Let’s put aside, at least for now, the fact that President Obama has a pretty amazing record on job creation and ending the Great Recession. Let’s instead focus on his critic because Walker’s boast about his state’s “dramatic” economic recovery is belied by, well, reality.
Just last week, the Chicago Tribune published a report with this headline: “Wisconsin economy lags after Walker’s spending and tax cuts.”
In 2011, new Republican Gov. Scott Walker set the creation of 250,000 jobs as the benchmark for success of his new administration. Walker missed that goal by a wide margin over his first term despite an embrace of sweeping tax cuts aimed at stimulating growth.

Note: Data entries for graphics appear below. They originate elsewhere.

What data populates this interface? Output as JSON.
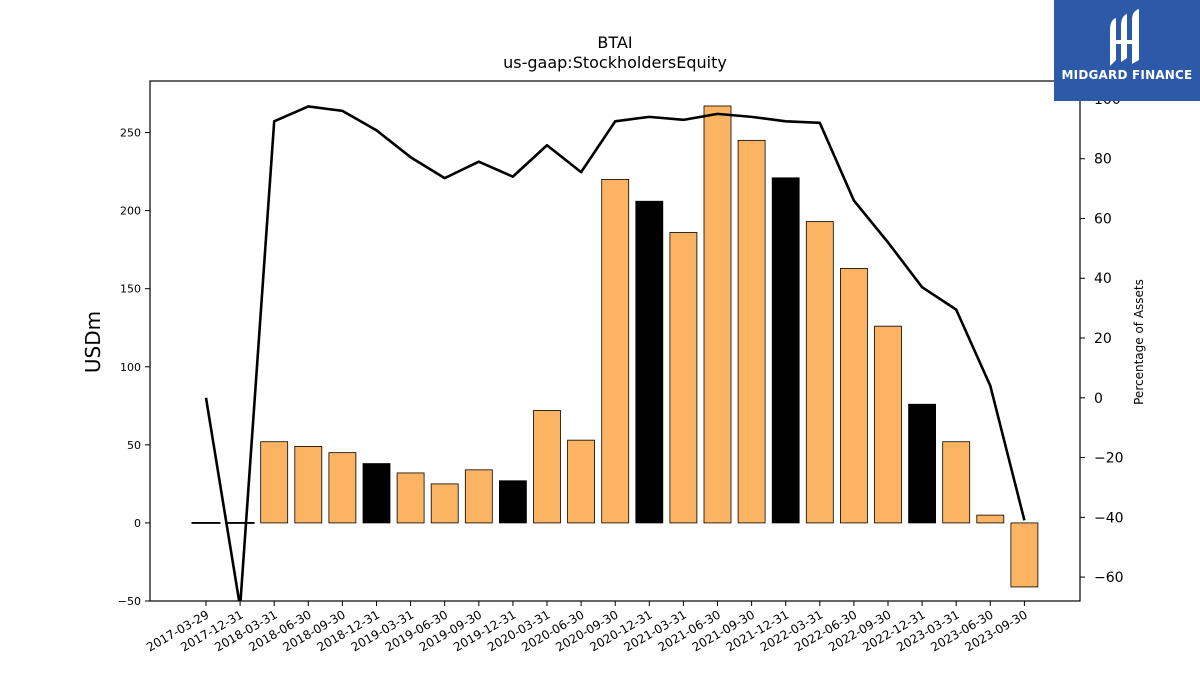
{
  "chart_data": {
    "type": "bar",
    "title": "BTAI",
    "subtitle": "us-gaap:StockholdersEquity",
    "ylabel": "USDm",
    "y2label": "Percentage of Assets",
    "ylim": [
      -50,
      283
    ],
    "y2lim": [
      -68,
      106
    ],
    "yticks": [
      -50,
      0,
      50,
      100,
      150,
      200,
      250
    ],
    "y2ticks": [
      -60,
      -40,
      -20,
      0,
      20,
      40,
      60,
      80,
      100
    ],
    "categories": [
      "2017-03-29",
      "2017-12-31",
      "2018-03-31",
      "2018-06-30",
      "2018-09-30",
      "2018-12-31",
      "2019-03-31",
      "2019-06-30",
      "2019-09-30",
      "2019-12-31",
      "2020-03-31",
      "2020-06-30",
      "2020-09-30",
      "2020-12-31",
      "2021-03-31",
      "2021-06-30",
      "2021-09-30",
      "2021-12-31",
      "2022-03-31",
      "2022-06-30",
      "2022-09-30",
      "2022-12-31",
      "2023-03-31",
      "2023-06-30",
      "2023-09-30"
    ],
    "series": [
      {
        "kind": "bar",
        "values": [
          0,
          0,
          52,
          49,
          45,
          38,
          32,
          25,
          34,
          27,
          72,
          53,
          220,
          206,
          186,
          267,
          245,
          221,
          193,
          163,
          126,
          76,
          52,
          5,
          -41
        ],
        "bar_colors": [
          "#fdb462",
          "#fdb462",
          "#fdb462",
          "#fdb462",
          "#fdb462",
          "#000000",
          "#fdb462",
          "#fdb462",
          "#fdb462",
          "#000000",
          "#fdb462",
          "#fdb462",
          "#fdb462",
          "#000000",
          "#fdb462",
          "#fdb462",
          "#fdb462",
          "#000000",
          "#fdb462",
          "#fdb462",
          "#fdb462",
          "#000000",
          "#fdb462",
          "#fdb462",
          "#fdb462"
        ]
      },
      {
        "kind": "line",
        "axis": "right",
        "color": "#000000",
        "values": [
          0,
          -70,
          92.5,
          97.5,
          96,
          89.5,
          80.5,
          73.5,
          79,
          74,
          84.5,
          75.5,
          92.5,
          94,
          93,
          95,
          94,
          92.5,
          92,
          66,
          52,
          37,
          29.5,
          4,
          -41
        ]
      }
    ],
    "grid": false,
    "legend": "none"
  },
  "logo": {
    "text": "MIDGARD FINANCE",
    "icon": "midgard-logo-icon",
    "background": "#2d5aa8"
  }
}
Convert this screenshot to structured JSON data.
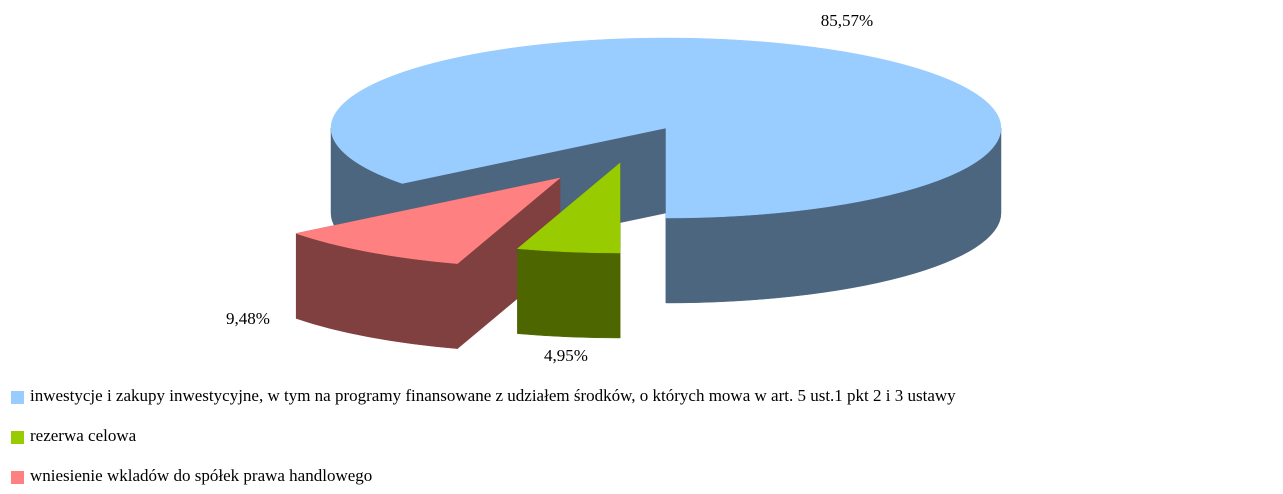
{
  "chart_data": {
    "type": "pie3d",
    "categories": [
      "inwestycje i zakupy inwestycyjne, w tym na programy finansowane z udziałem środków, o których mowa w art. 5 ust.1 pkt 2 i 3 ustawy",
      "rezerwa celowa",
      "wniesienie wkladów do spółek prawa handlowego"
    ],
    "values": [
      85.57,
      4.95,
      9.48
    ],
    "value_labels": [
      "85,57%",
      "4,95%",
      "9,48%"
    ],
    "colors": [
      "#99ccff",
      "#99cc00",
      "#ff8080"
    ],
    "legend": "bottom"
  }
}
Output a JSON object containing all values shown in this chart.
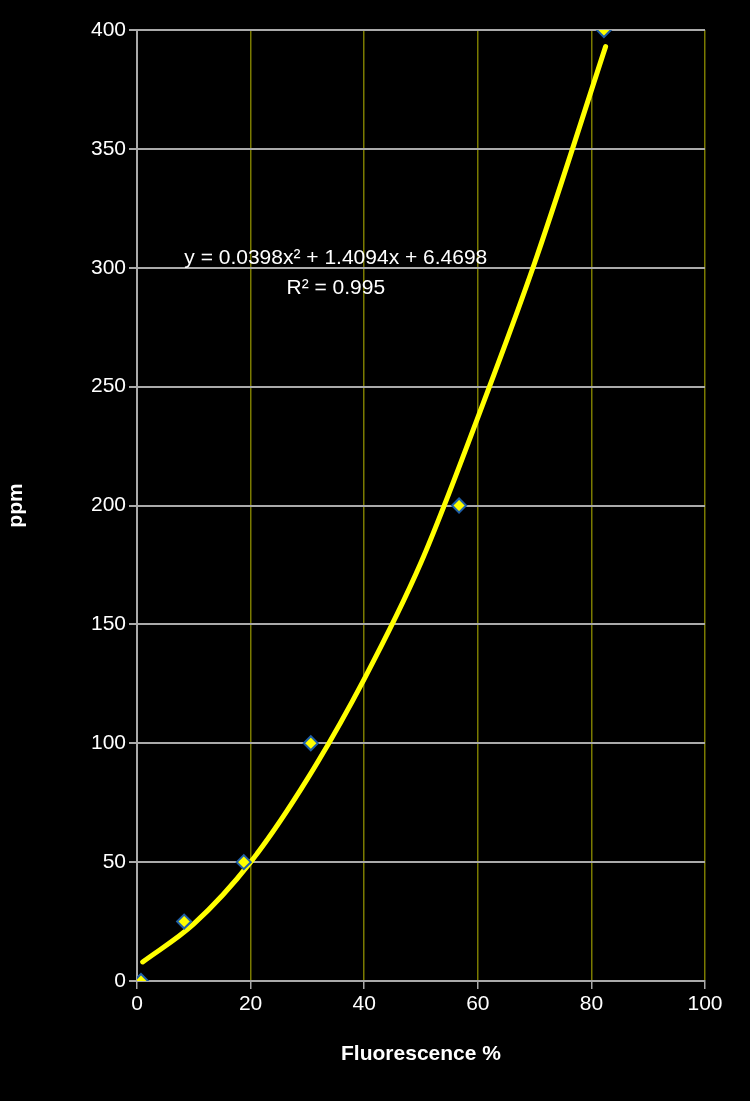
{
  "chart_data": {
    "type": "scatter",
    "xlabel": "Fluorescence %",
    "ylabel": "ppm",
    "xlim": [
      0,
      100
    ],
    "ylim": [
      0,
      400
    ],
    "xticks": [
      0,
      20,
      40,
      60,
      80,
      100
    ],
    "yticks": [
      0,
      50,
      100,
      150,
      200,
      250,
      300,
      350,
      400
    ],
    "grid": true,
    "legend": false,
    "marker": "diamond",
    "annotations": [
      "y = 0.0398x² + 1.4094x + 6.4698",
      "R² = 0.995"
    ],
    "series": [
      {
        "type": "scatter",
        "color": "#ffff00",
        "x": [
          0.7,
          8.3,
          18.8,
          30.6,
          56.7,
          82.2
        ],
        "values": [
          0,
          25,
          50,
          100,
          200,
          400
        ]
      },
      {
        "type": "line",
        "color": "#ffff00",
        "marker": "none",
        "x": [
          1,
          10,
          20,
          30,
          40,
          50,
          60,
          70,
          82.5
        ],
        "values": [
          8,
          24,
          50,
          85,
          127,
          176,
          237,
          302,
          393
        ]
      }
    ]
  }
}
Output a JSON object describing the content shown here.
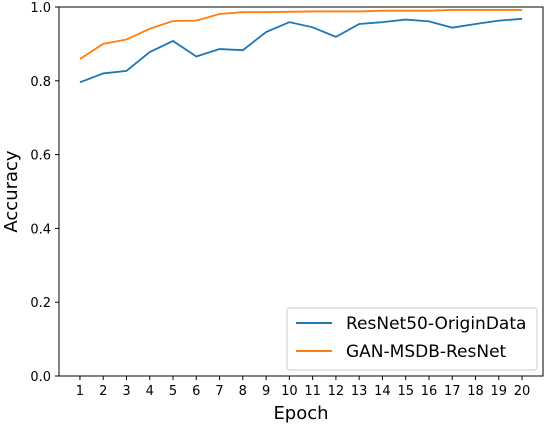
{
  "chart_data": {
    "type": "line",
    "title": "",
    "xlabel": "Epoch",
    "ylabel": "Accuracy",
    "x": [
      1,
      2,
      3,
      4,
      5,
      6,
      7,
      8,
      9,
      10,
      11,
      12,
      13,
      14,
      15,
      16,
      17,
      18,
      19,
      20
    ],
    "xticks": [
      "1",
      "2",
      "3",
      "4",
      "5",
      "6",
      "7",
      "8",
      "9",
      "10",
      "11",
      "12",
      "13",
      "14",
      "15",
      "16",
      "17",
      "18",
      "19",
      "20"
    ],
    "ylim": [
      0.0,
      1.0
    ],
    "yticks": [
      "0.0",
      "0.2",
      "0.4",
      "0.6",
      "0.8",
      "1.0"
    ],
    "yticks_values": [
      0.0,
      0.2,
      0.4,
      0.6,
      0.8,
      1.0
    ],
    "grid": false,
    "legend_position": "bottom-right",
    "series": [
      {
        "name": "ResNet50-OriginData",
        "color": "#1f77b4",
        "values": [
          0.796,
          0.82,
          0.827,
          0.878,
          0.908,
          0.866,
          0.886,
          0.883,
          0.932,
          0.959,
          0.945,
          0.919,
          0.954,
          0.959,
          0.966,
          0.961,
          0.944,
          0.954,
          0.963,
          0.968
        ]
      },
      {
        "name": "GAN-MSDB-ResNet",
        "color": "#ff7f0e",
        "values": [
          0.859,
          0.9,
          0.912,
          0.941,
          0.962,
          0.963,
          0.981,
          0.986,
          0.986,
          0.987,
          0.988,
          0.988,
          0.988,
          0.99,
          0.99,
          0.99,
          0.992,
          0.992,
          0.992,
          0.992
        ]
      }
    ]
  }
}
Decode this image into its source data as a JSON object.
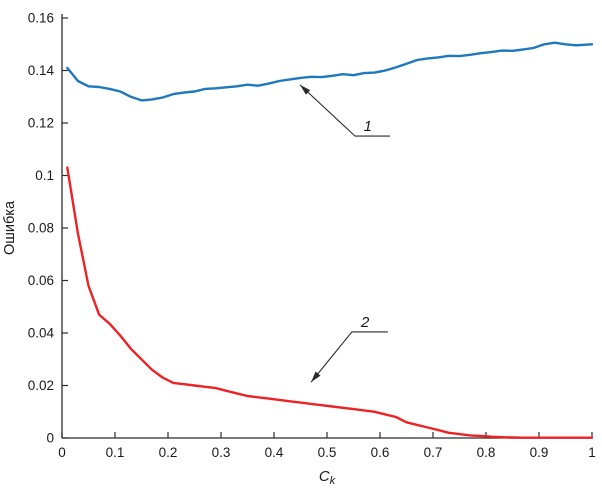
{
  "page": {
    "background": "#ffffff",
    "description": "Line chart of error (Ошибка) versus coefficient Ck with two curves labeled 1 (blue) and 2 (red) via arrow callouts"
  },
  "chart_data": {
    "type": "line",
    "title": "",
    "ylabel": "Ошибка",
    "xlabel_base": "C",
    "xlabel_sub": "k",
    "xlim": [
      0,
      1
    ],
    "ylim": [
      0,
      0.16
    ],
    "grid": false,
    "legend_position": "none",
    "axis_color": "#2b2b2b",
    "line_width": 2.4,
    "x_ticks": [
      0,
      0.1,
      0.2,
      0.3,
      0.4,
      0.5,
      0.6,
      0.7,
      0.8,
      0.9,
      1
    ],
    "x_tick_labels": [
      "0",
      "0.1",
      "0.2",
      "0.3",
      "0.4",
      "0.5",
      "0.6",
      "0.7",
      "0.8",
      "0.9",
      "1"
    ],
    "y_ticks": [
      0,
      0.02,
      0.04,
      0.06,
      0.08,
      0.1,
      0.12,
      0.14,
      0.16
    ],
    "y_tick_labels": [
      "0",
      "0.02",
      "0.04",
      "0.06",
      "0.08",
      "0.1",
      "0.12",
      "0.14",
      "0.16"
    ],
    "x": [
      0.01,
      0.03,
      0.05,
      0.07,
      0.09,
      0.11,
      0.13,
      0.15,
      0.17,
      0.19,
      0.21,
      0.23,
      0.25,
      0.27,
      0.29,
      0.31,
      0.33,
      0.35,
      0.37,
      0.39,
      0.41,
      0.43,
      0.45,
      0.47,
      0.49,
      0.51,
      0.53,
      0.55,
      0.57,
      0.59,
      0.61,
      0.63,
      0.65,
      0.67,
      0.69,
      0.71,
      0.73,
      0.75,
      0.77,
      0.79,
      0.81,
      0.83,
      0.85,
      0.87,
      0.89,
      0.91,
      0.93,
      0.95,
      0.97,
      1.0
    ],
    "series": [
      {
        "name": "1",
        "color": "#1d78be",
        "values": [
          0.141,
          0.136,
          0.134,
          0.1337,
          0.133,
          0.132,
          0.13,
          0.1286,
          0.129,
          0.1297,
          0.131,
          0.1316,
          0.132,
          0.133,
          0.1332,
          0.1336,
          0.134,
          0.1346,
          0.1342,
          0.135,
          0.136,
          0.1366,
          0.1372,
          0.1376,
          0.1375,
          0.138,
          0.1386,
          0.1382,
          0.139,
          0.1392,
          0.14,
          0.1412,
          0.1426,
          0.144,
          0.1446,
          0.145,
          0.1456,
          0.1455,
          0.146,
          0.1466,
          0.147,
          0.1476,
          0.1475,
          0.148,
          0.1486,
          0.15,
          0.1506,
          0.15,
          0.1496,
          0.15
        ]
      },
      {
        "name": "2",
        "color": "#ed2224",
        "values": [
          0.103,
          0.078,
          0.058,
          0.047,
          0.0435,
          0.039,
          0.034,
          0.03,
          0.026,
          0.023,
          0.021,
          0.0205,
          0.02,
          0.0195,
          0.019,
          0.018,
          0.017,
          0.016,
          0.0155,
          0.015,
          0.0145,
          0.014,
          0.0135,
          0.013,
          0.0125,
          0.012,
          0.0115,
          0.011,
          0.0105,
          0.01,
          0.009,
          0.008,
          0.006,
          0.005,
          0.004,
          0.003,
          0.002,
          0.0015,
          0.001,
          0.0008,
          0.0005,
          0.0003,
          0.0002,
          0.0001,
          0.0001,
          0.0001,
          0.0001,
          0.0001,
          0.0001,
          0.0001
        ]
      }
    ],
    "annotations": [
      {
        "text": "1",
        "label_x": 0.577,
        "label_y": 0.117,
        "line": [
          [
            0.619,
            0.115
          ],
          [
            0.553,
            0.115
          ],
          [
            0.449,
            0.1345
          ]
        ]
      },
      {
        "text": "2",
        "label_x": 0.572,
        "label_y": 0.0423,
        "line": [
          [
            0.615,
            0.0404
          ],
          [
            0.547,
            0.0404
          ],
          [
            0.47,
            0.0213
          ]
        ]
      }
    ]
  }
}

Instead, the cuts helped dig a more than $2 billion hole in the state budget.
Wisconsin ranked 36th among the states and District of Columbia in the pace of private-sector job growth during Walker’s term, trailing all Rust Belt states and all but one other state in the Midwest.
More specifically, when it comes to job creation, Wisconsin ranked 35th in the nation in 2011, 36th in 2012, 38th in 2013, and 38th in 2014. Walker not only failed to keep his promise about creating 250,000 in his first term, he barely made it to 129,000.
In May, the Washington Post reported that the state’s rate of private-sector job growth “is one of the worst in the nation” and Wisconsin’s middle class “has shrunk at a faster rate than any other state in the country.”
It’s against this backdrop that the state is also struggling badly with a major budget shortfall, which Walker still doesn’t know how to close.
This is the guy who wants to brag about his economic record? The one who hopes to teach Obama a few things?